Well, okay, I too am guilty of taking a photo of the avenue. But I swear that I first visited Wormsloe in order to learn more about its history.
Wormsloe was first the colonial domain of Noble Jones, an English carpenter who arrived in Georgia with the first group of settlers. Jones settled on the Isle of Hope, naming his estate after the English township he hailed from: Wormslow (Wormelow) Hundred in Herefordshire.
Jones built a fortified house near the southeastern tip of the island, in order to watch the strategic Skidaway Narrows from a possible Spanish invasion. He was also heavily involved in Georgia’s early colonial days, serving as a doctor, surveyor, builder, and military commander, among others.
Eventually, Wormsloe became a plantation where Jones attempted to produce a variety of crops, such as rice, corn, and fruit and vegetables. On his death, the plantation passed into the hands of his descendants, until the state of Georgia took possession of it in the 1970s. The site is now part of the system of parks and historic sites of State.

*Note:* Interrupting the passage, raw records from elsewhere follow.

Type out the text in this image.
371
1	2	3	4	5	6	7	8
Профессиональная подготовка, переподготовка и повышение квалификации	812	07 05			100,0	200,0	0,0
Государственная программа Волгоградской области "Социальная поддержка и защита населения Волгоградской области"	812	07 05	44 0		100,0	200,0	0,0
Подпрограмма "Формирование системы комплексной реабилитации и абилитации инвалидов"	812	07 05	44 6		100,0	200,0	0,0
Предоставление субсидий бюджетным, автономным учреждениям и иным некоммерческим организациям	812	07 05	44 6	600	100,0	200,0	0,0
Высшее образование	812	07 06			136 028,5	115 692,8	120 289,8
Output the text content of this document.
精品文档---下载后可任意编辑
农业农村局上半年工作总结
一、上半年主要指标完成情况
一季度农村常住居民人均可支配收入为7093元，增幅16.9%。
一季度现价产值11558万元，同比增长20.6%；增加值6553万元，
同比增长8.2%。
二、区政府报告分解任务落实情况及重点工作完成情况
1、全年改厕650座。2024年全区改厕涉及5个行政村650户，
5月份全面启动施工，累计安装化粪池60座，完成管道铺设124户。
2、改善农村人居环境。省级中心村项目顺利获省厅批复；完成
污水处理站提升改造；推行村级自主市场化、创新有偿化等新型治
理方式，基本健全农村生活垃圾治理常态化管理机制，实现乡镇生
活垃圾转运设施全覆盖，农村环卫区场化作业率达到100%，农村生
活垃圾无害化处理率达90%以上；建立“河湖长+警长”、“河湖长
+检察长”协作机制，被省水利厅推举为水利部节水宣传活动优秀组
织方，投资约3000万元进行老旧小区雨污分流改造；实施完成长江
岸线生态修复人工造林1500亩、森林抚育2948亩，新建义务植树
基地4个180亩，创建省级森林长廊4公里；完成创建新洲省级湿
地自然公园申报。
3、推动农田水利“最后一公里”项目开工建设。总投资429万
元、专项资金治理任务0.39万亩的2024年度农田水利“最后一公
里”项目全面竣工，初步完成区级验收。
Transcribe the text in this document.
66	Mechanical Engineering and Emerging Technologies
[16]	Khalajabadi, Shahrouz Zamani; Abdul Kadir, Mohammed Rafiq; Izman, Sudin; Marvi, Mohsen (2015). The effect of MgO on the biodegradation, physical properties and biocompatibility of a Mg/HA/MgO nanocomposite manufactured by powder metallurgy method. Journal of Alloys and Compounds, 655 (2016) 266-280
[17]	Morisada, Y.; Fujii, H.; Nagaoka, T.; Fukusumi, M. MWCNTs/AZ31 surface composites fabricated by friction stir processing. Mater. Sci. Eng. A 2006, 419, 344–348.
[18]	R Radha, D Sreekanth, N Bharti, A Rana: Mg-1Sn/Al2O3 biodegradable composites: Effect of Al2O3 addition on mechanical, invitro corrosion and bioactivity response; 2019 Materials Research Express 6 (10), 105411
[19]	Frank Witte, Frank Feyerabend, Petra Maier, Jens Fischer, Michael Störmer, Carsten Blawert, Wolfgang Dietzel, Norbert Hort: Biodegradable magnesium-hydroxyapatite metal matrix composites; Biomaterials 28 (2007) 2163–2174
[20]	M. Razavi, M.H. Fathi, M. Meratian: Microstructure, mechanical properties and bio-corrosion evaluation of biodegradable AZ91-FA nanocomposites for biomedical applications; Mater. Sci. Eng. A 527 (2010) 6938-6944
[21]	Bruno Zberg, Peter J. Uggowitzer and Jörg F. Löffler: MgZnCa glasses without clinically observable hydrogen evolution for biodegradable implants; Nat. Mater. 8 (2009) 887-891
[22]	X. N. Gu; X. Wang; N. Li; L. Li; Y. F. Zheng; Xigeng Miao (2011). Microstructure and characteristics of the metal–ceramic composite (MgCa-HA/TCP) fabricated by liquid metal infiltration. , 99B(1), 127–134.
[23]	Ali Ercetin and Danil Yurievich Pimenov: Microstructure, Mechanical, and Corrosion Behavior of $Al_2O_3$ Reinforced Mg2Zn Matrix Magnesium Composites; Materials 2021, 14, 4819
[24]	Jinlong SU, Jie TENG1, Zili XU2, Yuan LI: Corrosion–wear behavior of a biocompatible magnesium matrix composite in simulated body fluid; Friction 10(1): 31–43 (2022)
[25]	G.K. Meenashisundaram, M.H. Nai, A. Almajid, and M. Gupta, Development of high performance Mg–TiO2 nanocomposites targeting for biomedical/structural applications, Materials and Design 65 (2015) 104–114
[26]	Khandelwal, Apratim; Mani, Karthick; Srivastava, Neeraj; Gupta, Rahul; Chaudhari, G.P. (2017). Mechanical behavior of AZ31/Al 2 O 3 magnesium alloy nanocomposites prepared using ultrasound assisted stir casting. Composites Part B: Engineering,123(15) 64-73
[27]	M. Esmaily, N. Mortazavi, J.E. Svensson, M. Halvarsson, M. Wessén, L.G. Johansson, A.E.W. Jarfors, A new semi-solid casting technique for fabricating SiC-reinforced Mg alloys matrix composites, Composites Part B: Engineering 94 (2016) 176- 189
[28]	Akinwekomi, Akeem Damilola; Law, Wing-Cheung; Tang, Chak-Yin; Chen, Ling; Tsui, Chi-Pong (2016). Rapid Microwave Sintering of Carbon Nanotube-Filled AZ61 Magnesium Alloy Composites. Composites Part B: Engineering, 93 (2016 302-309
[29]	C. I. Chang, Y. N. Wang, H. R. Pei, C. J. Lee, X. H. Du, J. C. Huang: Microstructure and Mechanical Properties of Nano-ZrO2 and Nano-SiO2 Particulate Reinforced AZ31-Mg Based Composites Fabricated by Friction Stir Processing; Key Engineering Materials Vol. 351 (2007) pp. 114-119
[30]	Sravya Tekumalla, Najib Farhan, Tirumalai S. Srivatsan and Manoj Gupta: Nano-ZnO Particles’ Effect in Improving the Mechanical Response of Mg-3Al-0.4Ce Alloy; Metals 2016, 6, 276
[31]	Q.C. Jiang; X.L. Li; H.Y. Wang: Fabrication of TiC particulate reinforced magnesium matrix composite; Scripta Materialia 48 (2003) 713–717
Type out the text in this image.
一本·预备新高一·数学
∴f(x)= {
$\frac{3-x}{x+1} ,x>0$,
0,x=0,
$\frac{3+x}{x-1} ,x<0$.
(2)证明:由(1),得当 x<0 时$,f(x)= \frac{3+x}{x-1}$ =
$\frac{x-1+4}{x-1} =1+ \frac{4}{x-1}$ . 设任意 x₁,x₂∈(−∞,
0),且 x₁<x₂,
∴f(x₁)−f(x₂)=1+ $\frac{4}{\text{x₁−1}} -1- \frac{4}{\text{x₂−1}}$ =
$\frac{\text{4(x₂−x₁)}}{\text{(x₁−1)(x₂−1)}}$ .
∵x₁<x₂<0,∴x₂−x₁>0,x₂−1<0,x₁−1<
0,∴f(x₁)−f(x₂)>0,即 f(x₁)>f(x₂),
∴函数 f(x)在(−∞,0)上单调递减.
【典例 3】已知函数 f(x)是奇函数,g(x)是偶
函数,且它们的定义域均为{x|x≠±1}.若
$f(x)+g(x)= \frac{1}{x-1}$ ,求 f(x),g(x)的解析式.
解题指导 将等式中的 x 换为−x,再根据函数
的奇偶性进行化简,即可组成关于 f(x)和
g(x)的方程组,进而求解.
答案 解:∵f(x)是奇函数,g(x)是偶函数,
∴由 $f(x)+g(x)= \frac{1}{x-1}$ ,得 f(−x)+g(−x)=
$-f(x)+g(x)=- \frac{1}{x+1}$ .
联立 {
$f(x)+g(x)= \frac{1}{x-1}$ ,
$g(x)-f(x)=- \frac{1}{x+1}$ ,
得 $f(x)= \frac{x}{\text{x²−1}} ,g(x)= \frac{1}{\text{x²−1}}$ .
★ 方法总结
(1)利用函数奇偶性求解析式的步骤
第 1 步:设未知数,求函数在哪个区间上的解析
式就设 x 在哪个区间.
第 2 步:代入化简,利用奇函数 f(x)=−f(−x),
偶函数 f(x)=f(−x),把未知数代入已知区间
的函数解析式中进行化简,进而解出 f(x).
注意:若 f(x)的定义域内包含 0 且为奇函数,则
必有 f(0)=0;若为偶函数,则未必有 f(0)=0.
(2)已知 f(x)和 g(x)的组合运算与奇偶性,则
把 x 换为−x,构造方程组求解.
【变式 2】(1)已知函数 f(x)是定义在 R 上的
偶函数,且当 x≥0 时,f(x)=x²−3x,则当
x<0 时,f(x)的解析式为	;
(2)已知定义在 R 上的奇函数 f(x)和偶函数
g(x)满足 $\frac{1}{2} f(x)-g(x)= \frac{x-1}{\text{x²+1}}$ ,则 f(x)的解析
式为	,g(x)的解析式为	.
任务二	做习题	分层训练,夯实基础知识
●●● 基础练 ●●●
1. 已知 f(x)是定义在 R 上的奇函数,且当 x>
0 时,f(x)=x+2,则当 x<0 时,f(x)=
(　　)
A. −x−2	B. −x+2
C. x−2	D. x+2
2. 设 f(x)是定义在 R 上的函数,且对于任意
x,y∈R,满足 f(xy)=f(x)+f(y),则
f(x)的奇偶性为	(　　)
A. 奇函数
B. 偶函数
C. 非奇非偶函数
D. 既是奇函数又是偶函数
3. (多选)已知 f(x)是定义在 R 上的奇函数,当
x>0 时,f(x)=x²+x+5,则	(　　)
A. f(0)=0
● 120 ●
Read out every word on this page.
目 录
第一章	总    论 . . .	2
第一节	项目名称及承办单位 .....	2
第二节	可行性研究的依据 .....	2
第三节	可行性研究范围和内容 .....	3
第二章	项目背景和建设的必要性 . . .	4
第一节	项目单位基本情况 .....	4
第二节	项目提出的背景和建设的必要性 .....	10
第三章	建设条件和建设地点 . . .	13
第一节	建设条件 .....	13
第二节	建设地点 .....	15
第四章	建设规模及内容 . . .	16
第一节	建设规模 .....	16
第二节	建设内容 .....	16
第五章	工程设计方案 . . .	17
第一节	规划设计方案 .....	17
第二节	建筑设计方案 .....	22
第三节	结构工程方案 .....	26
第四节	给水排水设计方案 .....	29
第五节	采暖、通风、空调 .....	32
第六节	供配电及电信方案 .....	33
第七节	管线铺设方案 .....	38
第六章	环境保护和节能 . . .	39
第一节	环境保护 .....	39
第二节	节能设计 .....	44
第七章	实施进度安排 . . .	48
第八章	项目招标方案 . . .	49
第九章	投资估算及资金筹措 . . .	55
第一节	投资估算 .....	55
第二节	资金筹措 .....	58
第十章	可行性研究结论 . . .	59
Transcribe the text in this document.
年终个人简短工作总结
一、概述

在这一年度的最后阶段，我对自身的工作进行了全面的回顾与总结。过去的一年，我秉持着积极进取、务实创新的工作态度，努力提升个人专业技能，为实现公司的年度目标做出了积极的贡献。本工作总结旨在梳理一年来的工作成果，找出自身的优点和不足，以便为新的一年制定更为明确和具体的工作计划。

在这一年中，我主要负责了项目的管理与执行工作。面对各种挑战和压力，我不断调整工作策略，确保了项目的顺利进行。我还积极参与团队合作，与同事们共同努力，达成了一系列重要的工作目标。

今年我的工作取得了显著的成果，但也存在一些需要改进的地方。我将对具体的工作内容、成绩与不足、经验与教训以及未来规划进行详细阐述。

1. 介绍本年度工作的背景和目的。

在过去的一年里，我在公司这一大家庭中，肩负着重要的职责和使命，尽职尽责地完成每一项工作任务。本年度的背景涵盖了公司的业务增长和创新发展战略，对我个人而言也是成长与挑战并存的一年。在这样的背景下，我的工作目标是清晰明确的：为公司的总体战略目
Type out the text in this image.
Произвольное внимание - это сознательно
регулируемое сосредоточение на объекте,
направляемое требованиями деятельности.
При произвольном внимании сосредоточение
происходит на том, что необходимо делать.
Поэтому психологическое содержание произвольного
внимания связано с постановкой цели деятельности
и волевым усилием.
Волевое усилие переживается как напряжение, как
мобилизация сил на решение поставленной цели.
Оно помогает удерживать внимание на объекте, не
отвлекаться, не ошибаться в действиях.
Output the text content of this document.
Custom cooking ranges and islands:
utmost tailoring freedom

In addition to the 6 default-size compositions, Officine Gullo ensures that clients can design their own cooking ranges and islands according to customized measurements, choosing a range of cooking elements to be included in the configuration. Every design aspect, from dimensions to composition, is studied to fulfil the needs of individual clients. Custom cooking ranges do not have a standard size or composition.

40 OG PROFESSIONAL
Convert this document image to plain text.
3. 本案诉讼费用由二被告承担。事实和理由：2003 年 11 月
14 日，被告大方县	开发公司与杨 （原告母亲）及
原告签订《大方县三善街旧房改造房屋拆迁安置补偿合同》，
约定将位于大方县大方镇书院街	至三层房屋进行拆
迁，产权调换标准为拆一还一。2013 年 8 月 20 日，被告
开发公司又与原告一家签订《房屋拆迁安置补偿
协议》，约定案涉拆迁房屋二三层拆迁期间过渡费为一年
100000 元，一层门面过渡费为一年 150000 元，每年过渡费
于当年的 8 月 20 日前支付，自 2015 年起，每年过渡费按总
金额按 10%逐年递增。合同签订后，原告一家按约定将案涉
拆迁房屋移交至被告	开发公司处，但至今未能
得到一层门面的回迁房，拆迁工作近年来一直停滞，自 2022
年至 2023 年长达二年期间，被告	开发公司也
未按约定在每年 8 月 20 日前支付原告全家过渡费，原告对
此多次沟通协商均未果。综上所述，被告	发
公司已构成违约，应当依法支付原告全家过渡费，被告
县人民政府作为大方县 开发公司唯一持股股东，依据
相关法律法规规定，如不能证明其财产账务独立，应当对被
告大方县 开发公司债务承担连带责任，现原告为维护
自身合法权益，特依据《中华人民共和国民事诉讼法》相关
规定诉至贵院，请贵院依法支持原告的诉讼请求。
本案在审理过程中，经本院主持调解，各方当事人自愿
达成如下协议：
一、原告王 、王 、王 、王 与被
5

Today, it is possible to see the ruins of the old tabby fortified house, the oldest standing structure in Savannah, as well as the site where Jones and his wife were first buried (their remains have since been moved to the Bonaventure Cemetery). The main trail also passes through the site where Jones’ servants and slaves lived.
The trail also offers some views of the Skidaway Narrows that was so important to Georgia’s early settlers. In recent decades, the construction of roads and new water channels has lowered the water level, making this channel almost impassable. Today, it’s hard to imagine that this quiet salt marsh has long been an important strategic point for the defence of Georgia.
In addition to the main trail which passes through the main highlights of the site, there are also a few kilometres of secondary trails, allowing you to further explore the Isle of Hope. The forest is not very old there (the estate was almost entirely converted into farmland, before these fields reverted to forest), but for me, who was visiting this region for the first time, there was something magical to walk under the tall green trees.
I would probably have stayed there for hours to hike all the trails, but we had to hit the road to get to our campsite for the night. But I know I will be back one day. I fell in love with Savannah, its history and its green spaces, so it’s only a question of time before I come back and explore more of its beautiful sites.